Bu bugünlerde ilgimizi çekmesi gereken bir konu. Birçoğumuz birilerinin cebine giden vergilerimizin farkındayız ve bu haksızlığa boyun eğiyoruz. Elektrik faturasına TRT vergisi ekleniyor mesela, yalan haberlerle insanların beyni doldurulsun diye destek olmuş oluyoruz. Evinde TV olmayan bir insan olarak TRT vergisi ödemeye devam etmemin absürdlüğü bir yana, o vergiyle döndürülen işler de yine bana zarar veriyor. Tüm sistem insana ve doğaya karşı işlerken kitleler olarak bu sisteme vergilerimizle maddi destek veriyoruz. Bu konuda ne yapabiliriz? Bu ortak akılla düşünülmesi tartışılması gereken bir konu.

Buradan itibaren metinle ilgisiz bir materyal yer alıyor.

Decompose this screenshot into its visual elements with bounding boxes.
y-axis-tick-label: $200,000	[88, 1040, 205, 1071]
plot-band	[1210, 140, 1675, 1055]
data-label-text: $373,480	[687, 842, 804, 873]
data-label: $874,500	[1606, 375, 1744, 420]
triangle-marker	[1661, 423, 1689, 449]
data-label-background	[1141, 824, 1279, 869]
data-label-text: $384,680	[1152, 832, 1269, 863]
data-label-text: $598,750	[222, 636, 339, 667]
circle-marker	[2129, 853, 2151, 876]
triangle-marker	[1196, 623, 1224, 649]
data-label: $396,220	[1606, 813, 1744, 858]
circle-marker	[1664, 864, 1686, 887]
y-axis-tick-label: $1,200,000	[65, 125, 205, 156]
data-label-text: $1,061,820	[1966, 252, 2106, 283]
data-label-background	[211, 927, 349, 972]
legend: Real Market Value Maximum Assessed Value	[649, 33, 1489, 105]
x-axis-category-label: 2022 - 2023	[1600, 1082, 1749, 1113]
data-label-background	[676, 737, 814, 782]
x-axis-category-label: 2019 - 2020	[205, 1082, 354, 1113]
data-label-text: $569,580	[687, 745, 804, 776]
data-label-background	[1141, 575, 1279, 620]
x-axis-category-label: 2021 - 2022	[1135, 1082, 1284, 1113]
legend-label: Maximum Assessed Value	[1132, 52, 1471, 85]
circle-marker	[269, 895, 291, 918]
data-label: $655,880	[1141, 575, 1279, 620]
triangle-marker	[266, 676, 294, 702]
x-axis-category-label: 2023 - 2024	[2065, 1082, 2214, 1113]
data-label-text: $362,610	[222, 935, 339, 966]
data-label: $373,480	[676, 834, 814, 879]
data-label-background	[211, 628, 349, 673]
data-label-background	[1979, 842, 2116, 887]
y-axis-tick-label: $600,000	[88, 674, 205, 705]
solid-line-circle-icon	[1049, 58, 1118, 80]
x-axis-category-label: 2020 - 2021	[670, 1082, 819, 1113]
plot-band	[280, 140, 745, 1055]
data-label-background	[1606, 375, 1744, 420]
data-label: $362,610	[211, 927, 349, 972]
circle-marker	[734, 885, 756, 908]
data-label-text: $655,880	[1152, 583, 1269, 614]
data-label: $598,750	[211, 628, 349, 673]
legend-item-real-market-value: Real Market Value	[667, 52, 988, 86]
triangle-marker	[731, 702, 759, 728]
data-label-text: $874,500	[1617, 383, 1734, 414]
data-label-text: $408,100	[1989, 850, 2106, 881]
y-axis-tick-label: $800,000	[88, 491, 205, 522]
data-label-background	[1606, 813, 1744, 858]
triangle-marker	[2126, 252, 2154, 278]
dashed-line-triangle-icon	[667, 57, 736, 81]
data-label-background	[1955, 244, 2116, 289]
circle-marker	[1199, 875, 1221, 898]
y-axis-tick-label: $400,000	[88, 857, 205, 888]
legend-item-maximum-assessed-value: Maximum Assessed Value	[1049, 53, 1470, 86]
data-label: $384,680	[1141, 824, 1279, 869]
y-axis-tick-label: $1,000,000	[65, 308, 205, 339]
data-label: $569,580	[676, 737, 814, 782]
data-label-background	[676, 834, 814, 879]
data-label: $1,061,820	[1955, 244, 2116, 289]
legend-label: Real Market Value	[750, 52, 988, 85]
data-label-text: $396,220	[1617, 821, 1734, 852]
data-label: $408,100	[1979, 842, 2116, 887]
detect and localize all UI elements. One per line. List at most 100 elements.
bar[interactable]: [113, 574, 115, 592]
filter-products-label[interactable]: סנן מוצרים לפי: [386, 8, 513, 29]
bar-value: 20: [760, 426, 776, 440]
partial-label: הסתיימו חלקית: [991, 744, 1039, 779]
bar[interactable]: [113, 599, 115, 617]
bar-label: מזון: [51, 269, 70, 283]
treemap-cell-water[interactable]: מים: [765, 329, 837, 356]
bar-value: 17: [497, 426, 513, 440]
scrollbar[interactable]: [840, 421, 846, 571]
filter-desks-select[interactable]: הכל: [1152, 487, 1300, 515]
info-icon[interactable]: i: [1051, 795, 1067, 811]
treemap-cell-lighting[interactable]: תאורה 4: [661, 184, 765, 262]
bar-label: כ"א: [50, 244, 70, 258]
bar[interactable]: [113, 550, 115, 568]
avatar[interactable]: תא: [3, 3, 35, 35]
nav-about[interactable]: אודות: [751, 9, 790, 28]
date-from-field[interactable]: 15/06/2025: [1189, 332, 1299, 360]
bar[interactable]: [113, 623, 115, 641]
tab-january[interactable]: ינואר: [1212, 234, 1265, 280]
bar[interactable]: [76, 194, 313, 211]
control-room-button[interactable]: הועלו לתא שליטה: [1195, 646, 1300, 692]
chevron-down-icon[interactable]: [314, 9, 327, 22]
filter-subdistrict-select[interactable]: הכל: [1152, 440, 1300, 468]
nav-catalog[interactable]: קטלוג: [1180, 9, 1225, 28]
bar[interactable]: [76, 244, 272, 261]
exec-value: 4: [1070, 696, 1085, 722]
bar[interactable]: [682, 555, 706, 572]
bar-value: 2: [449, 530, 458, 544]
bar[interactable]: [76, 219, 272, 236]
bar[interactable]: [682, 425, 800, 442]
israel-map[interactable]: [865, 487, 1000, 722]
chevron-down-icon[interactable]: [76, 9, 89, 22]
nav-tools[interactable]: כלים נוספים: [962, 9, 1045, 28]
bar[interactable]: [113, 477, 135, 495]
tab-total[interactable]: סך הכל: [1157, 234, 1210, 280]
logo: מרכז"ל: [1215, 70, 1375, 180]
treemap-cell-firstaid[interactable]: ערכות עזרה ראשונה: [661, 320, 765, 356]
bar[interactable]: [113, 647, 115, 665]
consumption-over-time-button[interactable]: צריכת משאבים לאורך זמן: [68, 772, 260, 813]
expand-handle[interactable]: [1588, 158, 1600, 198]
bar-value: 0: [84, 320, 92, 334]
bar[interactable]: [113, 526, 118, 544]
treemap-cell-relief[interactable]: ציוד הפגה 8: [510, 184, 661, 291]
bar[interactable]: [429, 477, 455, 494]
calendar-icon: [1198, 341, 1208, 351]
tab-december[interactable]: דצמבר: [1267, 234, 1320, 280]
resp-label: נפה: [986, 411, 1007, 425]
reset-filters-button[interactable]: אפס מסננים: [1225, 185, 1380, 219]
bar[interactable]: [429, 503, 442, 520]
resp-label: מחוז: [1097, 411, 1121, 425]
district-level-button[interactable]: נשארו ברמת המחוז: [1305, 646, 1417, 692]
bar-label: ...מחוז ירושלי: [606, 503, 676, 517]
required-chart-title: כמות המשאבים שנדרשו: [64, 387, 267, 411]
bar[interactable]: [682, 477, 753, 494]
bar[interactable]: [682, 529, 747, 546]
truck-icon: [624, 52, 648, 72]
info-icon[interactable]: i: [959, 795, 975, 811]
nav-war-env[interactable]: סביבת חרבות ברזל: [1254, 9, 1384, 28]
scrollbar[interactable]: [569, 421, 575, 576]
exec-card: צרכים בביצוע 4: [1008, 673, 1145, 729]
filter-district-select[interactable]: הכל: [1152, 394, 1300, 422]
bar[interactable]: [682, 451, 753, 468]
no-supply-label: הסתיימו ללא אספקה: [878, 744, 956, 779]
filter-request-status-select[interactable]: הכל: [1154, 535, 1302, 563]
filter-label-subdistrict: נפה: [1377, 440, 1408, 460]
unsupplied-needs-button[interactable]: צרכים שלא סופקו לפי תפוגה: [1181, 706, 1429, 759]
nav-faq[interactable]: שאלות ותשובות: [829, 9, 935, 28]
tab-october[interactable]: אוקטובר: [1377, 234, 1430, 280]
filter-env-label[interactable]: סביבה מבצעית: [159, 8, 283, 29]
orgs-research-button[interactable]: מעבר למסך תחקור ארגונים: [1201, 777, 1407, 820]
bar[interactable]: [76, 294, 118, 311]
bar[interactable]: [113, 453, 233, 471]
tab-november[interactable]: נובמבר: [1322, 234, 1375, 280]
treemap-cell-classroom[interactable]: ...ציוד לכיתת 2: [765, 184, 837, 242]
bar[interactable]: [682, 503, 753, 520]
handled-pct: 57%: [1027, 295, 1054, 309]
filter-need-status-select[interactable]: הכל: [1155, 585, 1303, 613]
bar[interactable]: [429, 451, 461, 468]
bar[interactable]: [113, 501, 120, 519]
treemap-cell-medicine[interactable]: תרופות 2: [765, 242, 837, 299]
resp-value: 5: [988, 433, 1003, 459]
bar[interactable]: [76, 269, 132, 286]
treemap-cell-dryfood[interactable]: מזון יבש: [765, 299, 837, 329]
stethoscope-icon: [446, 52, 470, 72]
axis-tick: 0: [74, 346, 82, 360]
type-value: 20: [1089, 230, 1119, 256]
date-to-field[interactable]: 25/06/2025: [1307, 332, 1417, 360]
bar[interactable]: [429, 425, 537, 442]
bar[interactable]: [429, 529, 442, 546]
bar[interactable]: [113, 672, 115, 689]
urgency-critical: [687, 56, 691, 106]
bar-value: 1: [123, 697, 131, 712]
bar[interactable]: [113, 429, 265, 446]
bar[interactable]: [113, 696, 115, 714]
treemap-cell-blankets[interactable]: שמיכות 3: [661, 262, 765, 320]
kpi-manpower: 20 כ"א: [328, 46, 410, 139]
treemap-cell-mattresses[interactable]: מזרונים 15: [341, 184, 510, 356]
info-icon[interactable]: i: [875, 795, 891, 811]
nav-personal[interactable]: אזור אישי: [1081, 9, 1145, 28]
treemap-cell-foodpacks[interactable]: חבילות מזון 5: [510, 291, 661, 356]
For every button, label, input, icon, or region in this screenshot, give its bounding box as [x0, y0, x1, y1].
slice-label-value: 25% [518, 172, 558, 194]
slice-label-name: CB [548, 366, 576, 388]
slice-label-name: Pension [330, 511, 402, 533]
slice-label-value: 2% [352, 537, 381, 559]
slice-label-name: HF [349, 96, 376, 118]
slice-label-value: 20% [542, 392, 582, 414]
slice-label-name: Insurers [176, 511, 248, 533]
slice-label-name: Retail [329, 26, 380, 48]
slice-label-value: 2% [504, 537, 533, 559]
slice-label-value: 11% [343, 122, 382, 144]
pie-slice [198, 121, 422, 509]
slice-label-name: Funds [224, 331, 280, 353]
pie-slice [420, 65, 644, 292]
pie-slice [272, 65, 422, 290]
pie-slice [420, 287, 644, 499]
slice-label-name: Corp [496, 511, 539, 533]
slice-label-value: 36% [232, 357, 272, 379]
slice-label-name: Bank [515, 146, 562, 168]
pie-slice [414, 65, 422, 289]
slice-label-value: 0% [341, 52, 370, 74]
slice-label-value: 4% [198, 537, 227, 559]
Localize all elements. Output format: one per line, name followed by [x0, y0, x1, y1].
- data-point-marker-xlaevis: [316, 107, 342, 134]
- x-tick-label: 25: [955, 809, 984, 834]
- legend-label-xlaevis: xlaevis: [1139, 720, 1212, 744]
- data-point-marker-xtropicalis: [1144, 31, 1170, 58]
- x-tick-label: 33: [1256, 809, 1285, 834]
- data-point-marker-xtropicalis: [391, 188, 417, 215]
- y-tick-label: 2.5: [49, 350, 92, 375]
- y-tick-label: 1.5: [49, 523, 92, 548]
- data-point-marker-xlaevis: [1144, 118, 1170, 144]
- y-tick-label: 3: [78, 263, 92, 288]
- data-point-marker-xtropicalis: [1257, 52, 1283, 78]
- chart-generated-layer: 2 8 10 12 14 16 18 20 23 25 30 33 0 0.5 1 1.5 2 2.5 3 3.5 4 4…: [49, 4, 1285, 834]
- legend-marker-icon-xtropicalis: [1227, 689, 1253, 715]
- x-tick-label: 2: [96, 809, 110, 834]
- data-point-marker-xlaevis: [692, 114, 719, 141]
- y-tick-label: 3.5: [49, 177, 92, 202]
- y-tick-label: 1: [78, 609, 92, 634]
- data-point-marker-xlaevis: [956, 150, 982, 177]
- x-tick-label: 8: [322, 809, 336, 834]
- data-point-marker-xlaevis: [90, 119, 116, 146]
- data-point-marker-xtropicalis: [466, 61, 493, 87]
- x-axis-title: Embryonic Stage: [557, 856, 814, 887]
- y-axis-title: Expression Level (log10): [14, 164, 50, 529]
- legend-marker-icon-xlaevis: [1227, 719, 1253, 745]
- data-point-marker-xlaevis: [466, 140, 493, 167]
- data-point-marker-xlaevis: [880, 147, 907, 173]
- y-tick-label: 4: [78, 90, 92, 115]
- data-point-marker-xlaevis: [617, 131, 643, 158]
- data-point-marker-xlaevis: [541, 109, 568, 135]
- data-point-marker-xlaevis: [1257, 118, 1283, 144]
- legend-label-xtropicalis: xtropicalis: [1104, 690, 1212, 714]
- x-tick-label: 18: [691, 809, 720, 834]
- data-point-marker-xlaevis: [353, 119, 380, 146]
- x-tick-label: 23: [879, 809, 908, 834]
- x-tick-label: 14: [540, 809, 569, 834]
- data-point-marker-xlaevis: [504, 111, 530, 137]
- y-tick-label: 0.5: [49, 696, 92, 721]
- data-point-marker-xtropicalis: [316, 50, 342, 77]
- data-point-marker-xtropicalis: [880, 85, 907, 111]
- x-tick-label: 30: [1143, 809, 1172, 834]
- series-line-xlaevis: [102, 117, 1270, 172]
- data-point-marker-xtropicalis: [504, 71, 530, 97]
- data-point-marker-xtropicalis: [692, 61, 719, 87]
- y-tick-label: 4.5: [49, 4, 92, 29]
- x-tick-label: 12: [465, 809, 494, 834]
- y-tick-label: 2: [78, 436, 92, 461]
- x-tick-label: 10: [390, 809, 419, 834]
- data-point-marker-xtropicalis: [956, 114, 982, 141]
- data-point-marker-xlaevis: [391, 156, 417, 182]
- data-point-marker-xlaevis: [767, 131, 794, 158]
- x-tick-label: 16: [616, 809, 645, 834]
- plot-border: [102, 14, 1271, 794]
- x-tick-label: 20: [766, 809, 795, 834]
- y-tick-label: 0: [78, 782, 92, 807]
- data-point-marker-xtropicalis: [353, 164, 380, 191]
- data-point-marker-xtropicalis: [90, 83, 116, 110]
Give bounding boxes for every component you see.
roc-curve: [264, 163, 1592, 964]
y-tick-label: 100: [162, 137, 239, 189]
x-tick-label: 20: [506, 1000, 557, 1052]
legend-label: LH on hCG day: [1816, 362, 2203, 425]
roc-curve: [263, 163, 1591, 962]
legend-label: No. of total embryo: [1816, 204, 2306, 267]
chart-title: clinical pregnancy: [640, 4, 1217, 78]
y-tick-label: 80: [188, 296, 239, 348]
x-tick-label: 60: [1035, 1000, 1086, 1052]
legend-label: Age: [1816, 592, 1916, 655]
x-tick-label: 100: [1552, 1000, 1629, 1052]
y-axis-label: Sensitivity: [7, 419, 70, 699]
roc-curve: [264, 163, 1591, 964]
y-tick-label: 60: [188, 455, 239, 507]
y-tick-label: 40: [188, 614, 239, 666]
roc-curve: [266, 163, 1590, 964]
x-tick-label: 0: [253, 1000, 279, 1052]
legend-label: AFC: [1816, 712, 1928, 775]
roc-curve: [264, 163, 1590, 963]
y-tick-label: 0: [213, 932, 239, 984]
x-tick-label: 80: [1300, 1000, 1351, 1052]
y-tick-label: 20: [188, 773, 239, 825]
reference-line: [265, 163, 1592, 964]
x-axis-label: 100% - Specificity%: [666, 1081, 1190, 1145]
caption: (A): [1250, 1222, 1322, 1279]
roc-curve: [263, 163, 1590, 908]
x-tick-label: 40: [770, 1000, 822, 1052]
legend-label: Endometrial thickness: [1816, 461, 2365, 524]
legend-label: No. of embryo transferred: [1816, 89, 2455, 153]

Günler anlamsız ve değersiz bir rutinlik içinde akıp giderken bir kitapta 1800'lü yıllarda sivil itaatsizlikten bahsetmiş bir adamla karşılaşmak insanı mutlu ediyor, bir yandan da devletlerin, sistemlerin nasıl temelde hiç değişmediğini hatırlatıyor. Kimbilir ne kadar zamandır bireyler toplum ve devlet yapısıyla ezilip kendilerini yakan ateşi güçlendirmeye mahkum oluyorlar. Kimbilir ne zamandır en değerli kavram olması gereken insan hayatı ve hakları kolayca çiğneniyor ve insanlar birer sayı olarak görülüyor. Bir insan devlete ödediği x lira vergi, y partisine verdiği 1 adet oy, sistemi ayakta tutan milyonlarca işçiden 1'i ve daha birkaç sayısal değer. 

Ama umutsuz da değilim, içine doğduğum ve parçası olduğum saçmalık silsilesini merak ediyorum ve anlarken bir yandan acı çekip bir yandan eğleniyorum. Bir gün 1800'lerden bir direnişçiyle tanışmak bana büyük bir zevk veriyor, kapıldığım günlük rutine uzaktan bakma şansı yakalıyorum. Yarın nelerle karşılaşacağız kimbilir? 

Özellikle yarın?

21 Mart 2014 Cuma

Susun, herkes sussun!

Tuhaf şeyler oluyor dostlar, tuhaf zamanlarda yaşıyoruz.

Her şey normalmiş gibi yaşamaya karar verdiğim her an, gözümü kapatıp açana kadar yeni bir şokla karşılaşıyorum. İşte öyle bir zaman.

Dünkü parkların birden kışlaya dönüştürüleceği tutuyor. "Ağaçları kesmeyin." deniyor, diyeni vuruyorlar. Meydanlarda yürüyorsunuz, "Durun!" diyorlar. Vurulana ağlanıyor, "Susun." diyorlar. Susulur, susulur tabii.. Susmak için bile bazı şartlar gerekir ama, o şartlar olsa kim neden bağırsın, susulur.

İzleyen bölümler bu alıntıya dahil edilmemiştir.